It can be daunting for a visiting nurse to enter a patient’s home, especially if the patient seems less than receptive to the nurse’s efforts. In this month’s Reflections essay, “The Present,” Pia Wolcowitz describes one of her first assignments as a visiting nurse. She’s sent to assess a woman newly diagnosed with lung cancer. Here’s an excerpt:
I rang the bell and heard a voice, but couldn’t make out what she said. I rang again. This time I heard her loud and clear. “If you wanna come in, come in! Door’s open!” Entering, I found a woman in her mid-60s sitting hunched at her kitchen table, surrounded by bottles of medication and a bowl of cereal. It was way past noon.
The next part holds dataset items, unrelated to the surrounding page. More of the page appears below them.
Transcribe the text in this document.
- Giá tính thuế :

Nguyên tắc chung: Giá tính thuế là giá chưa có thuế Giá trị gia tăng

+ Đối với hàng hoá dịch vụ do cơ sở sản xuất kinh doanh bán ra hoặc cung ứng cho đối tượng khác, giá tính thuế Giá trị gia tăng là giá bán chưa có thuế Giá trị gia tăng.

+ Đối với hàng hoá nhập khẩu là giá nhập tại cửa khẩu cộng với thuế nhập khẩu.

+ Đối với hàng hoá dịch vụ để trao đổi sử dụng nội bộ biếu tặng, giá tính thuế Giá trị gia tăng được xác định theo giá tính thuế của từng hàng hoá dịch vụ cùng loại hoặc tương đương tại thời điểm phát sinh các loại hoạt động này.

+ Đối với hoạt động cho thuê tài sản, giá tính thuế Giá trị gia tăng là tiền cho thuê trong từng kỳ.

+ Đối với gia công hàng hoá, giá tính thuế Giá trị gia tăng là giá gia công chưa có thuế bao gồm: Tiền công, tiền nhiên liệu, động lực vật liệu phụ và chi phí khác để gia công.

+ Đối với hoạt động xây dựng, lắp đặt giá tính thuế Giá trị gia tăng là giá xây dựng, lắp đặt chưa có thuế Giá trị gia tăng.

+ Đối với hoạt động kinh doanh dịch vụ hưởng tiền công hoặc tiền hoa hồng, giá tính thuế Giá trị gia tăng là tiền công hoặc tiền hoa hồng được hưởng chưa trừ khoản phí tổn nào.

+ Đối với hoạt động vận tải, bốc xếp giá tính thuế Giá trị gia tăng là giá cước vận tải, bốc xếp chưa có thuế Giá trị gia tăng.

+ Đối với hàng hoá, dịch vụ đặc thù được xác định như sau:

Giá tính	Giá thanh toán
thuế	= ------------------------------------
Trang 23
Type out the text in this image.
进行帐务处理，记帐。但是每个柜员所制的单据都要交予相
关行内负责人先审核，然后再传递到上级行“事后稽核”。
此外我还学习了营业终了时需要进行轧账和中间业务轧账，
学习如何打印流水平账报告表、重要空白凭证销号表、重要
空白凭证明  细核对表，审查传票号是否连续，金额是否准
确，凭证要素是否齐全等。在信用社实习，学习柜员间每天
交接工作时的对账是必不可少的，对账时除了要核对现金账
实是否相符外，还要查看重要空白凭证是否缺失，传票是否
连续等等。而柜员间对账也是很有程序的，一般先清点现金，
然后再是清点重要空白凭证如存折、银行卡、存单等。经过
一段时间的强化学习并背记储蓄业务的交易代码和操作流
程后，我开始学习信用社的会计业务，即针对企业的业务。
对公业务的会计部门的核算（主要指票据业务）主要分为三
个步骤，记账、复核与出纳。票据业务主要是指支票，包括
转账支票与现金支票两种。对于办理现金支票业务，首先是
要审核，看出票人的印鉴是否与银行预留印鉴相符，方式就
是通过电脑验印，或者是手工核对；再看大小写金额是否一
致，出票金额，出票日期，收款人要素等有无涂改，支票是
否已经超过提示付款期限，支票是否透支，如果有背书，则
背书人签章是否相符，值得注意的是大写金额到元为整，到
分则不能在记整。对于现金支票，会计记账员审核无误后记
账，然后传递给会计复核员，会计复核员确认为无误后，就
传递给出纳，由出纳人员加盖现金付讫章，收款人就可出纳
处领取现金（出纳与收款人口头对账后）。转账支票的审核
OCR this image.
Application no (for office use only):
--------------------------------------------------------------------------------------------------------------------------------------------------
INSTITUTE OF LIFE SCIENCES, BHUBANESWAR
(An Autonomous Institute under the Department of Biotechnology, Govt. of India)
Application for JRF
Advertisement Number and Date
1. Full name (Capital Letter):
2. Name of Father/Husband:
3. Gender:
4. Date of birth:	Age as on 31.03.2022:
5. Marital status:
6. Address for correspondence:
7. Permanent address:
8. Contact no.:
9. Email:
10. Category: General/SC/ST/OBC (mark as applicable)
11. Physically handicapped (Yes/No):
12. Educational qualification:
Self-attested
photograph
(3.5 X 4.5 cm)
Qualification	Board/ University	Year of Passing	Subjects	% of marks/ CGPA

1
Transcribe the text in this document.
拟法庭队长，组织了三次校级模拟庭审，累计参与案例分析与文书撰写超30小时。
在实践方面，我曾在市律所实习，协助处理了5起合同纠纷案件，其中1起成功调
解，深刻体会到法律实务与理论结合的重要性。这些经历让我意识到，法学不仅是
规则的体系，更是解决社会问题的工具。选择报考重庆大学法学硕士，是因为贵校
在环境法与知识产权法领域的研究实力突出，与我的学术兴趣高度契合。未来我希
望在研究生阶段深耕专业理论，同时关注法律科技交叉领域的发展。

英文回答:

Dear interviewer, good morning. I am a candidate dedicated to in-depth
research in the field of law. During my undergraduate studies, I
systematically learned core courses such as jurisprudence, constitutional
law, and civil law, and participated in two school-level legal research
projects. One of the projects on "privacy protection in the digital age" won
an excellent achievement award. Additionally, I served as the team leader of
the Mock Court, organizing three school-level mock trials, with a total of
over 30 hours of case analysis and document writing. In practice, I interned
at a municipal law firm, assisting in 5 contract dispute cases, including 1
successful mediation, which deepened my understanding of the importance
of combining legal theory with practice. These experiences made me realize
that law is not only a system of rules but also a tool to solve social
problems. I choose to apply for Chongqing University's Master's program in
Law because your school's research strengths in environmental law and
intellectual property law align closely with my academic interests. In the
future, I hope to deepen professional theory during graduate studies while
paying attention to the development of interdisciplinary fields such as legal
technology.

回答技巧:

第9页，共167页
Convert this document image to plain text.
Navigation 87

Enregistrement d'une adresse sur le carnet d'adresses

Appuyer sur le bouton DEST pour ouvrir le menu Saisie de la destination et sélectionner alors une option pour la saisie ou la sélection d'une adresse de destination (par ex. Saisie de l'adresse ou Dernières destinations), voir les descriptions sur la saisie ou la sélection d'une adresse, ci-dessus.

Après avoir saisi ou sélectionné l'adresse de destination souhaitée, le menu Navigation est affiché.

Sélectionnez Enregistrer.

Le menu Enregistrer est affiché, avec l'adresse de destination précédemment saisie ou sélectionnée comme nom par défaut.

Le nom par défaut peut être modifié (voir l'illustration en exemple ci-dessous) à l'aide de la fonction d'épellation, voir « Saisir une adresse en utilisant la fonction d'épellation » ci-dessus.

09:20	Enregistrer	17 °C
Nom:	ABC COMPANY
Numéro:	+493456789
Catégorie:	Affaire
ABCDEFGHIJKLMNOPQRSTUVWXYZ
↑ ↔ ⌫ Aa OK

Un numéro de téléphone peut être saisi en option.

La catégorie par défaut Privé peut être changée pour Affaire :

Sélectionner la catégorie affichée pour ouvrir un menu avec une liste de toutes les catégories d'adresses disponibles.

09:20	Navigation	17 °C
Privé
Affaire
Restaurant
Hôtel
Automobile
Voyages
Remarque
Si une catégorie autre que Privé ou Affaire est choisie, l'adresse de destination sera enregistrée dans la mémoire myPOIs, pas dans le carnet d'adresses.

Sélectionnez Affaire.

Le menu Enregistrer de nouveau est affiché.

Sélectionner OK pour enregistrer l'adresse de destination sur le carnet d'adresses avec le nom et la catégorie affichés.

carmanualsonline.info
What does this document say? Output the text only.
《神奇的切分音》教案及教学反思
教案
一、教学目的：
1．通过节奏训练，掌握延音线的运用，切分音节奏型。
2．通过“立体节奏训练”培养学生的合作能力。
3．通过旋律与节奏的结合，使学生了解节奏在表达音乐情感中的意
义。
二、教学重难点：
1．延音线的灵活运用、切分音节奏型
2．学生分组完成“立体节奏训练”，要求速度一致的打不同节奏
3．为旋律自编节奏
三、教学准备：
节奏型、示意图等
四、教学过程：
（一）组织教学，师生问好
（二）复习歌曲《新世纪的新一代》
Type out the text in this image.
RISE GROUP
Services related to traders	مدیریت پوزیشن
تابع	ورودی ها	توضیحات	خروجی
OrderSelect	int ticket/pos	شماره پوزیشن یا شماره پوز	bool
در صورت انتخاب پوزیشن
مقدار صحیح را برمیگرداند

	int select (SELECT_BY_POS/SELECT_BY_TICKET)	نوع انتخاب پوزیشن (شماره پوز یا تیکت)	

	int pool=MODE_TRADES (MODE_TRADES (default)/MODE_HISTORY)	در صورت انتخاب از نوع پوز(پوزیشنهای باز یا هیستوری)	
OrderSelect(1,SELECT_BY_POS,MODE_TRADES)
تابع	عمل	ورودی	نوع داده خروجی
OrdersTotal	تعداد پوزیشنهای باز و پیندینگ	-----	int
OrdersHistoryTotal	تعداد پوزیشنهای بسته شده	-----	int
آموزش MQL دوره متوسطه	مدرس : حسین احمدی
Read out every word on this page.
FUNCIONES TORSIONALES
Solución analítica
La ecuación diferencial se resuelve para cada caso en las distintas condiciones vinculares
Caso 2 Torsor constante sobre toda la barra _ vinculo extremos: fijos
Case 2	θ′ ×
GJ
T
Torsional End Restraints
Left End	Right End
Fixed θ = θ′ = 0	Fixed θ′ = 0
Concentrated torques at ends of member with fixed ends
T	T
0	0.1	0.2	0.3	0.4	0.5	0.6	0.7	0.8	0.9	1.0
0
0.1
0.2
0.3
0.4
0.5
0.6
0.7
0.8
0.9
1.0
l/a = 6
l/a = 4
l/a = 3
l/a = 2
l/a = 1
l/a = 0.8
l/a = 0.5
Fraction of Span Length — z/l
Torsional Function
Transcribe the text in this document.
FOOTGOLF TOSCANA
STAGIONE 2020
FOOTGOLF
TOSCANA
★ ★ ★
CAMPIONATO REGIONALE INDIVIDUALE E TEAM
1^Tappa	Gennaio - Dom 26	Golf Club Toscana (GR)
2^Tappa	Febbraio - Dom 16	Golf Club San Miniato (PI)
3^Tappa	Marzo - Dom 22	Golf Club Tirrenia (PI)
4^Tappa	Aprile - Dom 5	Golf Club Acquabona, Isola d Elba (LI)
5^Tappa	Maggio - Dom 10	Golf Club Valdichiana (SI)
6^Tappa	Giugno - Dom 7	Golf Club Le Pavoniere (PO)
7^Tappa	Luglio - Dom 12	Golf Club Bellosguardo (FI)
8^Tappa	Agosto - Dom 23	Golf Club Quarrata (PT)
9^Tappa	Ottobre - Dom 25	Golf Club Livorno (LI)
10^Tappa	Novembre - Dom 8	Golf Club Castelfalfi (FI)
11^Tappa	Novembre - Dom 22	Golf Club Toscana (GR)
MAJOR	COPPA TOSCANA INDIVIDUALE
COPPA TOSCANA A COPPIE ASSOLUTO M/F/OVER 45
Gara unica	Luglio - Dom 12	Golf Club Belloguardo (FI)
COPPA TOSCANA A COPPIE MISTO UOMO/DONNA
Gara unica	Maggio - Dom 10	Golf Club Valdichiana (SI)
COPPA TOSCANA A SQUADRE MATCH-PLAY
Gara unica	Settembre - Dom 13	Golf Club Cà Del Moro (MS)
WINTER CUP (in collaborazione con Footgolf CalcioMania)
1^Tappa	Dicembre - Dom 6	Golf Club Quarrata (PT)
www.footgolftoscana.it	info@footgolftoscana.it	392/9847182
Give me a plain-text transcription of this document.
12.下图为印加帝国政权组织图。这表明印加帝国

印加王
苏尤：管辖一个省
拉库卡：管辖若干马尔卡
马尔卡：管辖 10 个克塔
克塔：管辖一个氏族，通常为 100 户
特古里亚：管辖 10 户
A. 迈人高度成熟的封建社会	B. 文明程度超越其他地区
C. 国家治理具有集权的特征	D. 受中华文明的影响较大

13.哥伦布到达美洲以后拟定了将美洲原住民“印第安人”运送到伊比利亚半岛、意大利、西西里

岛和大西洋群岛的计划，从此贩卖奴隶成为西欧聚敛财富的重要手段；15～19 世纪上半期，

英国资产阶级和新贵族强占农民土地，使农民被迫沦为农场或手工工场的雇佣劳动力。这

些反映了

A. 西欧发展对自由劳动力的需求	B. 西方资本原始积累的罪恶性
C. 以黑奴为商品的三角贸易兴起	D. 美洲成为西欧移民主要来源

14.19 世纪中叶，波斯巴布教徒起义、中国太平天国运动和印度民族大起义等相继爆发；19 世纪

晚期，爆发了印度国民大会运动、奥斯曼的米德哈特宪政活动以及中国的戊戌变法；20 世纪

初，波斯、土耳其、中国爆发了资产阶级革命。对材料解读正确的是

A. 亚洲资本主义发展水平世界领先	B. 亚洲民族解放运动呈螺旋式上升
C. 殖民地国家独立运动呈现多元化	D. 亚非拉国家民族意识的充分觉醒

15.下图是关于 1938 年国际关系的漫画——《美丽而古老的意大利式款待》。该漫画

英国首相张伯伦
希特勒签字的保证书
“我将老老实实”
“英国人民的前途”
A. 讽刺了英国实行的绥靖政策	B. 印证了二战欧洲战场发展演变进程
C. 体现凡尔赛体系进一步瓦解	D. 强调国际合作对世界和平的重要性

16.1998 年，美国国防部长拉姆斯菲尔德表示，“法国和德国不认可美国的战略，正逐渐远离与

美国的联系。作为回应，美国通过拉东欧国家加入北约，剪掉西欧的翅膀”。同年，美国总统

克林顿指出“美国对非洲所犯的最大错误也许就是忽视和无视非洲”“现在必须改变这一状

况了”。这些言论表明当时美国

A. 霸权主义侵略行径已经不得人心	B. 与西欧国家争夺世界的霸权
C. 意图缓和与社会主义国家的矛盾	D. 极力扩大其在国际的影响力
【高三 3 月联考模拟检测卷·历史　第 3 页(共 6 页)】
She had cropped blue-black hair with accents of white. She studied me a moment, then her gray eyes examined my ID. “So, you’re the nurse?”
When faced with a patient’s skepticism or despair, as in the situation described in this essay, a nurse may take refuge in indifference. Or that nurse may reflect that it’s even more daunting to have a terminal illness and be dependent on the help of strangers than it is to be a nurse for such a person. The nurse in this story manages to keep her perspective, do her job, and make a change that gives the patient back something she’d seemed to have lost. And that may be enough.
To read the entire short essay, which is free, please click the link above or click here.—Jacob Molyneux, senior editor
This is a great example of what nurses do for patients, which is more than just dealing with physical problems. It seems so simple but it is far from simple in making that initial assessment and setting up the intervention that affects the patient’s quality of life.